Astronomers have detected six galaxies lying around a supermassive black hole when the Universe was less than a billion years old.
It is the first time such a close grouping has been seen so soon after the Big Bang, they say, and the finding supports the theory that black holes can grow rapidly within large, web-like structures which contain plenty of gas to fuel them.
“These are extreme systems and to date we have had no good explanation for their existence,” says Marco Mignoli from Italy’s National Institute for Astrophysics (INAF), the lead author of a paper in Astronomy & Astrophysics.
The new observations – made with the ESO’s Very Large Telescope (VLT) – revealed that several galaxies surrounding the black hole were all lying in a cosmic “spider’s web” of gas extending to more than 300 times the size of the Milky Way.

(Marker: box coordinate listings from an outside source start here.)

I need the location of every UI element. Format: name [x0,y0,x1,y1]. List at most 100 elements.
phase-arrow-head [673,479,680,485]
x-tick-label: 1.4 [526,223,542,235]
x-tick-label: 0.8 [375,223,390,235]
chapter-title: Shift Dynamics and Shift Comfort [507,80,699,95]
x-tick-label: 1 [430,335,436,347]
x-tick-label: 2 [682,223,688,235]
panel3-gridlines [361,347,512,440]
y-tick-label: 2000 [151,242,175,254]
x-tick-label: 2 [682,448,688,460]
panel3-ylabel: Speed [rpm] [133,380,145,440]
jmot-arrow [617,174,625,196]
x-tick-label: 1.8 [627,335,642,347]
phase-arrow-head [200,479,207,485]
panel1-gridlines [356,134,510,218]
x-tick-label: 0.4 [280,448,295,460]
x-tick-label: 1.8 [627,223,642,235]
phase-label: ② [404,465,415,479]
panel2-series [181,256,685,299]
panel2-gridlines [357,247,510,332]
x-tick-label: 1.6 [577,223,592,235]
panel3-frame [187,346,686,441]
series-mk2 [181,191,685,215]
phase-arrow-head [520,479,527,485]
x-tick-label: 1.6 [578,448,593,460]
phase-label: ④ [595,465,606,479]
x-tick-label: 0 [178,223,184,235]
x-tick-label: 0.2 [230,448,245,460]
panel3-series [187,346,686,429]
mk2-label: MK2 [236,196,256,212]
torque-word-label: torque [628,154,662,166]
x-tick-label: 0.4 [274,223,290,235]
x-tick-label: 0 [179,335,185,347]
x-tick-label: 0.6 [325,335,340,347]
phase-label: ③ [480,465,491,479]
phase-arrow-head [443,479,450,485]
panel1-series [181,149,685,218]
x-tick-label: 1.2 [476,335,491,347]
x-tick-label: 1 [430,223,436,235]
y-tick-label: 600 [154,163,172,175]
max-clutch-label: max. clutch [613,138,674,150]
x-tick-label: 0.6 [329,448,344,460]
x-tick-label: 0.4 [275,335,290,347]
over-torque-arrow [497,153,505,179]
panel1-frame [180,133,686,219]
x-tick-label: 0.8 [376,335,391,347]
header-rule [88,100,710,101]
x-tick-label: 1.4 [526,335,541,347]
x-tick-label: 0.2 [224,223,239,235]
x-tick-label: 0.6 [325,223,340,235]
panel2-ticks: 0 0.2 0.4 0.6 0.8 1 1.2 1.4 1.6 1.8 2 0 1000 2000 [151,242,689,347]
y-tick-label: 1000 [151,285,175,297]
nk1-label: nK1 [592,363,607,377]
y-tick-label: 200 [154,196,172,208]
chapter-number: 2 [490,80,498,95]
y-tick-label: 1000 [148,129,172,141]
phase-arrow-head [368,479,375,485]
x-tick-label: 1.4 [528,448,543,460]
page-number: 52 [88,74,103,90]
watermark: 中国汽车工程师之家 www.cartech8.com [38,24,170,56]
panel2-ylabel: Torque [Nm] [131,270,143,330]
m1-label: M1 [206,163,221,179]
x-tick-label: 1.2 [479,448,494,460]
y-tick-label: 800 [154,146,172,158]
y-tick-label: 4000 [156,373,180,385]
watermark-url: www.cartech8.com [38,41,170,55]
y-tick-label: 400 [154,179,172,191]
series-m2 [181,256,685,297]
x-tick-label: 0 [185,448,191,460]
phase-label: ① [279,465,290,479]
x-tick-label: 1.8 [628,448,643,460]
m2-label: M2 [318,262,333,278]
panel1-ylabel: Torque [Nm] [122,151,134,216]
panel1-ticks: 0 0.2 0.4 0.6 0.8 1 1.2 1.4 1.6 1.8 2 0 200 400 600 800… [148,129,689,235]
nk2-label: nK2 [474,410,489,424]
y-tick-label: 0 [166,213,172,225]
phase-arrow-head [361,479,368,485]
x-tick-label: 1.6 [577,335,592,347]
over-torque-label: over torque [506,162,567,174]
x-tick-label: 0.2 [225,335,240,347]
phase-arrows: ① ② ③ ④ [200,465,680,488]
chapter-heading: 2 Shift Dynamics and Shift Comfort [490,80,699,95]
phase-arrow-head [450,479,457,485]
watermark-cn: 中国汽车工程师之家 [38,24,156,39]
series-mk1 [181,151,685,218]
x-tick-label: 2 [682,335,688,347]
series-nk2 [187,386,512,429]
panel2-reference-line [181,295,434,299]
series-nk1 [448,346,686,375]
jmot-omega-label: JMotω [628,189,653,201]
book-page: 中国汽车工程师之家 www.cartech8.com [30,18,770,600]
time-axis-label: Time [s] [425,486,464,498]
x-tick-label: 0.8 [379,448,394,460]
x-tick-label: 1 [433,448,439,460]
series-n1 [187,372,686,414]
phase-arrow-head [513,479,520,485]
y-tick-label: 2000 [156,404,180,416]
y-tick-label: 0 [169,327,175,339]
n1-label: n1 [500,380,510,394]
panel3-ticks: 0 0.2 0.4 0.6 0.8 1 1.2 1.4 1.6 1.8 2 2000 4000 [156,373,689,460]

“The galaxies stand and grow where the filaments cross, and streams of gas – available to fuel both the galaxies and the central supermassive black hole – can flow along the filaments,” Mignoli says.
The light from this very large structure, with its black hole of one billion solar masses, has travelled to us from a time when the Universe was only 900 million years old.

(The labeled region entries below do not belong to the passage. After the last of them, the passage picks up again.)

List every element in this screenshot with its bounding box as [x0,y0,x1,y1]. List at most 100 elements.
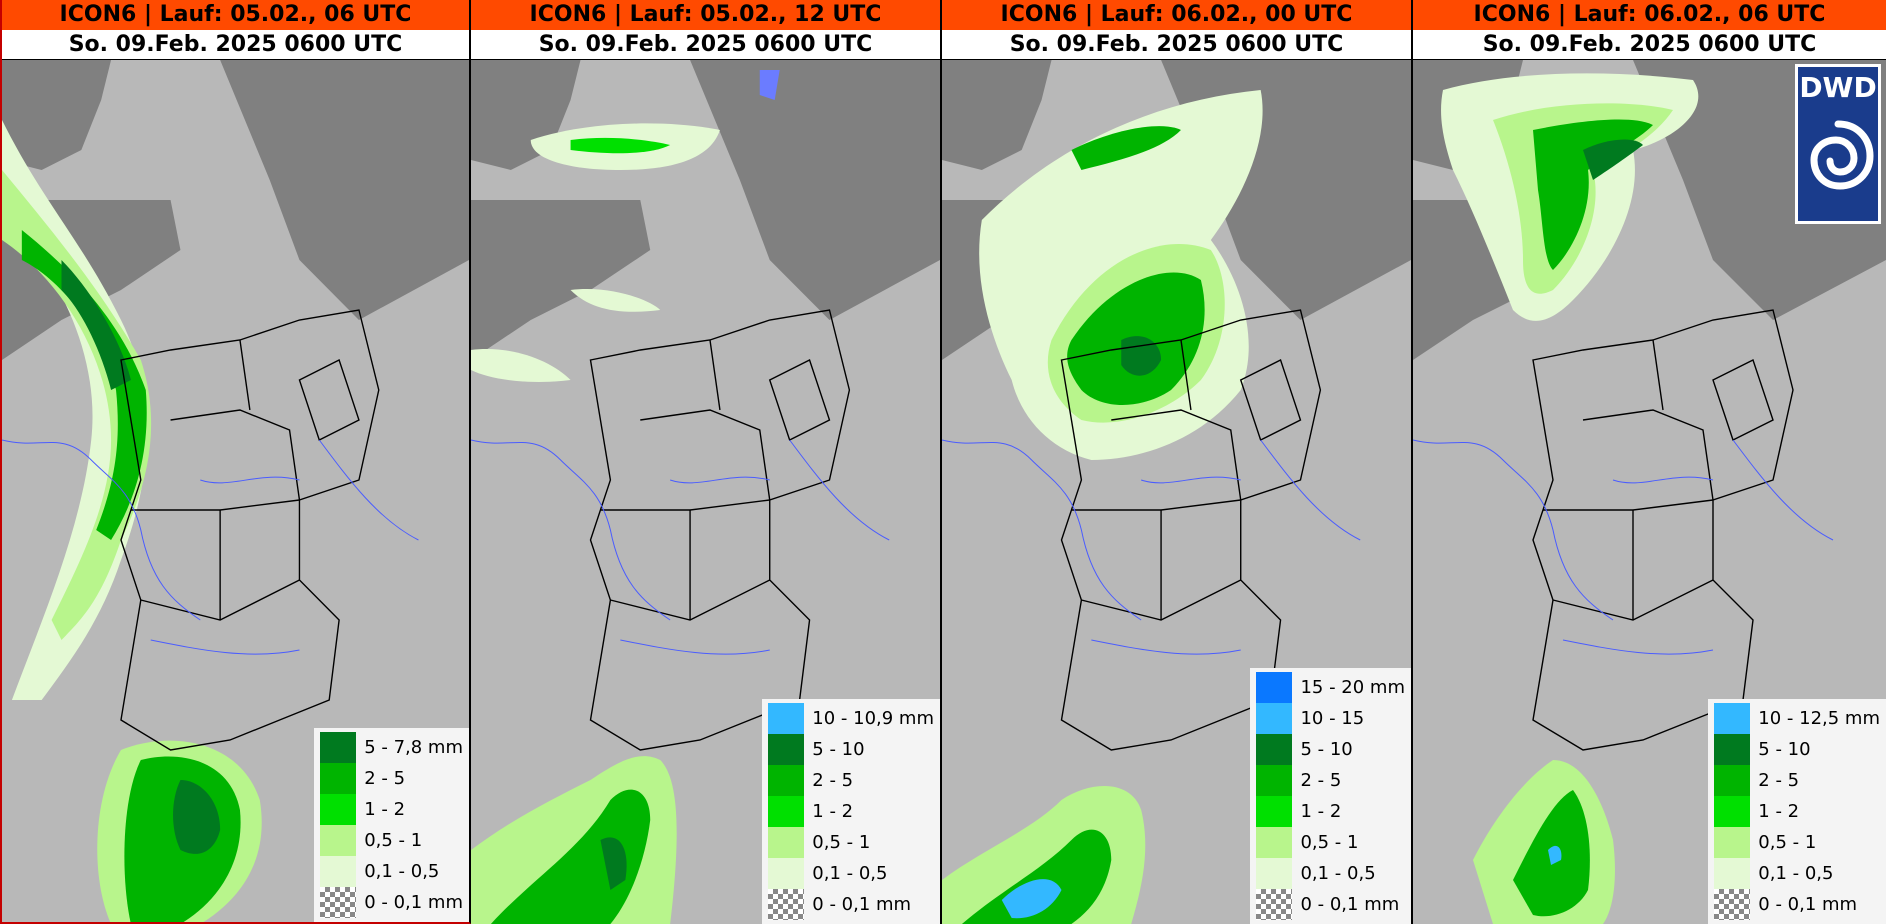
legend-swatch [1714,703,1751,734]
legend-item: 2 - 5 [768,765,934,796]
legend-label: 0,5 - 1 [812,832,871,853]
legend-swatch [1714,796,1751,827]
legend-label: 1 - 2 [1300,801,1342,822]
swirl-icon [1810,120,1874,190]
legend-item: 10 - 12,5 mm [1714,703,1880,734]
legend-item: 2 - 5 [1714,765,1880,796]
legend-swatch [1714,734,1751,765]
valid-time: So. 09.Feb. 2025 0600 UTC [942,30,1411,60]
legend-item: 0,1 - 0,5 [1714,858,1880,889]
legend-swatch [1714,827,1751,858]
precipitation-map [2,60,469,922]
legend-swatch [1256,672,1293,703]
run-title: ICON6 | Lauf: 06.02., 00 UTC [942,0,1411,30]
map-svg [2,60,469,922]
legend-item: 2 - 5 [320,763,463,794]
legend: 10 - 10,9 mm 5 - 10 2 - 5 1 - 2 0,5 - 1 … [762,699,940,924]
legend-swatch [1256,796,1293,827]
legend-swatch [768,796,805,827]
legend-label: 5 - 7,8 mm [364,737,463,758]
legend-label: 0 - 0,1 mm [1300,894,1400,915]
legend-item: 0,1 - 0,5 [320,856,463,887]
legend-label: 0,1 - 0,5 [364,861,440,882]
legend-label: 2 - 5 [1300,770,1342,791]
legend-label: 1 - 2 [364,799,406,820]
valid-time: So. 09.Feb. 2025 0600 UTC [2,30,469,60]
legend-swatch [768,765,805,796]
legend-swatch [1714,889,1751,920]
legend-item: 5 - 10 [1256,734,1405,765]
legend-swatch [1714,858,1751,889]
legend: 15 - 20 mm 10 - 15 5 - 10 2 - 5 1 - 2 0,… [1250,668,1411,924]
legend-label: 0,5 - 1 [1300,832,1359,853]
legend-item: 0,1 - 0,5 [768,858,934,889]
legend-swatch [320,856,357,887]
map-svg [942,60,1411,924]
forecast-panel-3: ICON6 | Lauf: 06.02., 00 UTC So. 09.Feb.… [942,0,1413,924]
legend-label: 5 - 10 [1300,739,1353,760]
legend-swatch [320,763,357,794]
legend-swatch [768,827,805,858]
legend-label: 5 - 10 [812,739,865,760]
legend-swatch [1256,765,1293,796]
legend-label: 0 - 0,1 mm [812,894,912,915]
legend-item: 0 - 0,1 mm [768,889,934,920]
legend-swatch [320,887,357,918]
legend-item: 1 - 2 [1714,796,1880,827]
legend-swatch [1256,858,1293,889]
valid-time: So. 09.Feb. 2025 0600 UTC [1413,30,1886,60]
legend-label: 15 - 20 mm [1300,677,1405,698]
forecast-panel-1: ICON6 | Lauf: 05.02., 06 UTC So. 09.Feb.… [0,0,471,924]
legend-label: 0,1 - 0,5 [1758,863,1834,884]
legend-swatch [320,732,357,763]
legend-item: 0,5 - 1 [1714,827,1880,858]
legend: 5 - 7,8 mm 2 - 5 1 - 2 0,5 - 1 0,1 - 0,5… [314,728,469,922]
legend-label: 0,5 - 1 [1758,832,1817,853]
legend-item: 10 - 10,9 mm [768,703,934,734]
legend-label: 5 - 10 [1758,739,1811,760]
legend-swatch [768,889,805,920]
legend-item: 1 - 2 [768,796,934,827]
legend-item: 0,5 - 1 [768,827,934,858]
legend-label: 1 - 2 [1758,801,1800,822]
legend-item: 1 - 2 [320,794,463,825]
legend-item: 5 - 7,8 mm [320,732,463,763]
legend-item: 15 - 20 mm [1256,672,1405,703]
legend-label: 0 - 0,1 mm [364,892,463,913]
legend-label: 10 - 12,5 mm [1758,708,1880,729]
legend-label: 2 - 5 [1758,770,1800,791]
legend-item: 0 - 0,1 mm [1714,889,1880,920]
legend-label: 2 - 5 [364,768,406,789]
legend-label: 10 - 10,9 mm [812,708,934,729]
legend-item: 0,5 - 1 [1256,827,1405,858]
legend-swatch [1714,765,1751,796]
legend-label: 0,1 - 0,5 [1300,863,1376,884]
legend-swatch [1256,889,1293,920]
precipitation-map [942,60,1411,924]
run-title: ICON6 | Lauf: 05.02., 06 UTC [2,0,469,30]
legend-item: 5 - 10 [768,734,934,765]
run-title: ICON6 | Lauf: 06.02., 06 UTC [1413,0,1886,30]
dwd-logo: DWD [1795,64,1881,224]
legend-swatch [1256,734,1293,765]
legend-item: 1 - 2 [1256,796,1405,827]
legend-swatch [320,794,357,825]
legend-item: 2 - 5 [1256,765,1405,796]
forecast-panel-2: ICON6 | Lauf: 05.02., 12 UTC So. 09.Feb.… [471,0,942,924]
legend-label: 0 - 0,1 mm [1758,894,1858,915]
legend-item: 5 - 10 [1714,734,1880,765]
legend-label: 10 - 15 [1300,708,1365,729]
valid-time: So. 09.Feb. 2025 0600 UTC [471,30,940,60]
run-title: ICON6 | Lauf: 05.02., 12 UTC [471,0,940,30]
legend-swatch [768,734,805,765]
legend-label: 1 - 2 [812,801,854,822]
dwd-logo-text: DWD [1799,71,1877,104]
legend-label: 0,5 - 1 [364,830,423,851]
legend-label: 2 - 5 [812,770,854,791]
forecast-panel-4: ICON6 | Lauf: 06.02., 06 UTC So. 09.Feb.… [1413,0,1886,924]
legend-label: 0,1 - 0,5 [812,863,888,884]
legend-item: 0 - 0,1 mm [1256,889,1405,920]
legend-swatch [768,703,805,734]
legend-swatch [1256,827,1293,858]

The researchers believe the “spider’s web” and the galaxies within it contain enough gas to provide the fuel that the black hole needed to so quickly become a supermassive giant.
“Our finding lends support to the idea that the most distant and massive black holes form and grow within massive dark matter halos in large-scale structures, and that the absence of earlier detections of such structures was likely due to observational limitations,” says co-author Colin Norman, from Johns Hopkins University, US.
The galaxies are some of the faintest that current telescopes can see, and the discovery required observations over several hours with the largest optical telescopes available.
Using the MUSE and FORS2 instruments on the VLT at ESO’s Paranal Observatory in Chile, the team confirmed the link between four of the six galaxies and the black hole.
“We believe we have just seen the tip of the iceberg, and that the few galaxies discovered so far around this supermassive black hole are only the brightest ones,” says INAF co-author Barbara Balmaverde.
They, like other astronomers, are no doubt eagerly awaiting the arrival of ESO’s Extremely Large Telescope (ELT), currently being built Paranal Observatory and scheduled to be operational in 2025.